On the other hand: it’s not like Pee Wee’s catalogue will vanish when I click the “cancel” button. Physical media exists and, unlike streaming media, cannot be altered by studios or distributors or streamers after a consumer has purchased it.
I could give some books away to make room for the complete 30 Rock DVD set— if I can figure out where to purchase physical media without Amazon. Why can’t we go back to having those enormous CD/DVD towers like people used to have in the nineties and noughties? The sound of a waterfall of CD jewel cases cascading to the ground as one of those things tips too far to one side is as fresh in my mind as if I’d heard it just yesterday. I could go back to the way things were. Right?

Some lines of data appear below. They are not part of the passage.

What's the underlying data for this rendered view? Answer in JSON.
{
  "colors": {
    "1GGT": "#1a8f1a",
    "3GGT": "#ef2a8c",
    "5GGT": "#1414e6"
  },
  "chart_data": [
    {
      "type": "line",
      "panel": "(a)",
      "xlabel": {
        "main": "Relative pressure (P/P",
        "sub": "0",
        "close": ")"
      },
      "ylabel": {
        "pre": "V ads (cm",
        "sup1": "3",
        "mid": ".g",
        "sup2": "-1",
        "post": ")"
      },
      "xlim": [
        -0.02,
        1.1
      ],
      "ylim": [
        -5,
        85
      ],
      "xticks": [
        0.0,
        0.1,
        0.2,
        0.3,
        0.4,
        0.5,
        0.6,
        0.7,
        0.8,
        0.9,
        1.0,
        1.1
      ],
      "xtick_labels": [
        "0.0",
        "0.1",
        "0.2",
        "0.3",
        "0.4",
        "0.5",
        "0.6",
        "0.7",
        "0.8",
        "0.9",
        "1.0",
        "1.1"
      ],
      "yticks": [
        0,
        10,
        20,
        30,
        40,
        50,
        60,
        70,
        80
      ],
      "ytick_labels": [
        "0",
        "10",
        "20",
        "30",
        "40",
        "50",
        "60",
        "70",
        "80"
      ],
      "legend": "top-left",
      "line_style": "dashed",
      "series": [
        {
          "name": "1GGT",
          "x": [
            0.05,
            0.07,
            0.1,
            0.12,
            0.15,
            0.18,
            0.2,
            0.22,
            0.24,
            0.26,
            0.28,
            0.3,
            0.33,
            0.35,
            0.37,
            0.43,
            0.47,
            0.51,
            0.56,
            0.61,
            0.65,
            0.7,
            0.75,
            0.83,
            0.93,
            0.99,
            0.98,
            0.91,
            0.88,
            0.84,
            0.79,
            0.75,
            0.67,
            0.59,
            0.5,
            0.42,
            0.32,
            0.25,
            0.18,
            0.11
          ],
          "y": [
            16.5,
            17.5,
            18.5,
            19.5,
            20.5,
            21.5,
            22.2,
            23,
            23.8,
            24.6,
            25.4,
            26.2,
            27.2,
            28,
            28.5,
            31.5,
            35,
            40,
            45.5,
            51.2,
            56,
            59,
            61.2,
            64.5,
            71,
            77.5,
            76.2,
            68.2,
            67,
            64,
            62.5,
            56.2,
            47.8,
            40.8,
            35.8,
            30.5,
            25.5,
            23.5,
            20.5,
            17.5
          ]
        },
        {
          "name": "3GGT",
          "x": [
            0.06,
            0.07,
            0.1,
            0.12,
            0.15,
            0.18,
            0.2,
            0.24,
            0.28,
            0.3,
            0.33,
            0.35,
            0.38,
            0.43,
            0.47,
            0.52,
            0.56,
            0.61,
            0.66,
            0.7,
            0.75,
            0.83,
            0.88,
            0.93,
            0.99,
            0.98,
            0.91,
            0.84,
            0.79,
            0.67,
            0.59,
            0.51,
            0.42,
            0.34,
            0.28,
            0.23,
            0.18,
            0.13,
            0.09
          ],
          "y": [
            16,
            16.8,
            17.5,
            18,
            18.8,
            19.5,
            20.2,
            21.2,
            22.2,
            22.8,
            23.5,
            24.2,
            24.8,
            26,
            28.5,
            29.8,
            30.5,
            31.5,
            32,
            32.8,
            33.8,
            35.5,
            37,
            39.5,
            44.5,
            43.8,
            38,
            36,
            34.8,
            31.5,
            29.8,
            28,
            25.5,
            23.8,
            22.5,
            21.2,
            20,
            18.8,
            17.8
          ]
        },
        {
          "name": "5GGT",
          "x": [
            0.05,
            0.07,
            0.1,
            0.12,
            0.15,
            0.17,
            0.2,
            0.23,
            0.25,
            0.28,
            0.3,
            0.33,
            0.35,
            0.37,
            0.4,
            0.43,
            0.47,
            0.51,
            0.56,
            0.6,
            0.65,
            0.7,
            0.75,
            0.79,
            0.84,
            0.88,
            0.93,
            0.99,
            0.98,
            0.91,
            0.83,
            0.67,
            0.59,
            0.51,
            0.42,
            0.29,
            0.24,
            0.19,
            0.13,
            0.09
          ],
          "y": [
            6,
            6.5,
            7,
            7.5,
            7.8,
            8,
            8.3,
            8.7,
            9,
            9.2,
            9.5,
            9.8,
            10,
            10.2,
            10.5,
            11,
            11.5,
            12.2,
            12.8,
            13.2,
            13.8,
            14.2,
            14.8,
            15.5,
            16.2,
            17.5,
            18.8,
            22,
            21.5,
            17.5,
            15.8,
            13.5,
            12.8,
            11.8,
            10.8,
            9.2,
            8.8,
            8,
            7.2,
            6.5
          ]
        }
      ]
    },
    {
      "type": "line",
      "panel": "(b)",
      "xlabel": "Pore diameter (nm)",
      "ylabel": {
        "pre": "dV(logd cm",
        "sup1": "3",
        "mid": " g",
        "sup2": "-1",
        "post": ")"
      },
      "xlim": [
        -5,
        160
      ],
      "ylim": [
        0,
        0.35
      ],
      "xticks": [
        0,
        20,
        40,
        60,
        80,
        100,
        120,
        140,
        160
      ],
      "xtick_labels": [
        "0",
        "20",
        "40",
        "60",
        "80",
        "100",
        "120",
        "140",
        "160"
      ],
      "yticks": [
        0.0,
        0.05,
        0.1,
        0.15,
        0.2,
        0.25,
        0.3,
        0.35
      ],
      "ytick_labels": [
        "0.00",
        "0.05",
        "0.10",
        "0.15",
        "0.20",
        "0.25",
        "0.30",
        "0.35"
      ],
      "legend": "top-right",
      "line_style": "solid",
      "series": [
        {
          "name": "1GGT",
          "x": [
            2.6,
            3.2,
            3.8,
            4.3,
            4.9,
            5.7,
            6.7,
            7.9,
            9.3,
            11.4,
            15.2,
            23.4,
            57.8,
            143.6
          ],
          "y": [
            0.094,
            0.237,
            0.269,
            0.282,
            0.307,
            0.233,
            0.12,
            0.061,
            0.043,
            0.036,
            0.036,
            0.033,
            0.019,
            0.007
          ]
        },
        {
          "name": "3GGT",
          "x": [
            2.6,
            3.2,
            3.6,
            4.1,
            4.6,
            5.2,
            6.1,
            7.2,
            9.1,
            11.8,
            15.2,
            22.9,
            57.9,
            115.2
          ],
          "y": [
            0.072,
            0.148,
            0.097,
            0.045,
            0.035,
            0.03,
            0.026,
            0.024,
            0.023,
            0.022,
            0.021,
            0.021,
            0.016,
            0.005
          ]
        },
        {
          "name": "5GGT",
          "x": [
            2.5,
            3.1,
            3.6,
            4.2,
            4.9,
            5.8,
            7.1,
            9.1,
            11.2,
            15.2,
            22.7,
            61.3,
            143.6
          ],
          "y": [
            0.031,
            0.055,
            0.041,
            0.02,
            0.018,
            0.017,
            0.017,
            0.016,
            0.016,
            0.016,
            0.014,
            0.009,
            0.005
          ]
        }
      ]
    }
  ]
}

I’m plotting out my Amazon breakup like I’d plot out any other breakup. I’ve made a list of pros and cons. The cons have won. I’ve consulted experts. The experts are like, do it, you idiot. I’ve taken a casual look at what else is out there, and it turns out that what else is out there is my local hardware store and exotic off-the-beaten path stores such as Walgreen’s. Or Target.
Except wait: we’re not supposed to be going to Target anymore, either.
Wal-Mart it is!
Oh wait.
CVS is neutral and they ship for free over $35. It usually comes next day.
This is so timely for me. I decided about a month ago that I wanted to be done with Amazon. Of course it is nearly unthinkable to quit Amazon these days and I wasn't sure I could do it. I decided to do a one month trial, like a fast. No Amazon for the month of March. I deleted the app. And you know what, I was shocked to find out it wasn't as hard as I expected. Generally I think I bought less stuff. And I allowed myself to still go to Target and Home Depot even though they are also Evil because it's a process. At the end of March, my husband had to buy something on Amazon because he couldn't find it anywhere else. I went to the local Ace Hardware to look for it, but couldn't find it there or on their website. We decided that moving forward we are going to cancel Prime and do our best to shop local. But if there is a rare case where we can't find anything else except on Amazon, we will buy it. The exercise really makes you think harder about your purchases in general. I would love more community input on where people are shopping as an alternative. It's great if you live in a city that has thriving local businesses, but in the suburbs the pickings are slim.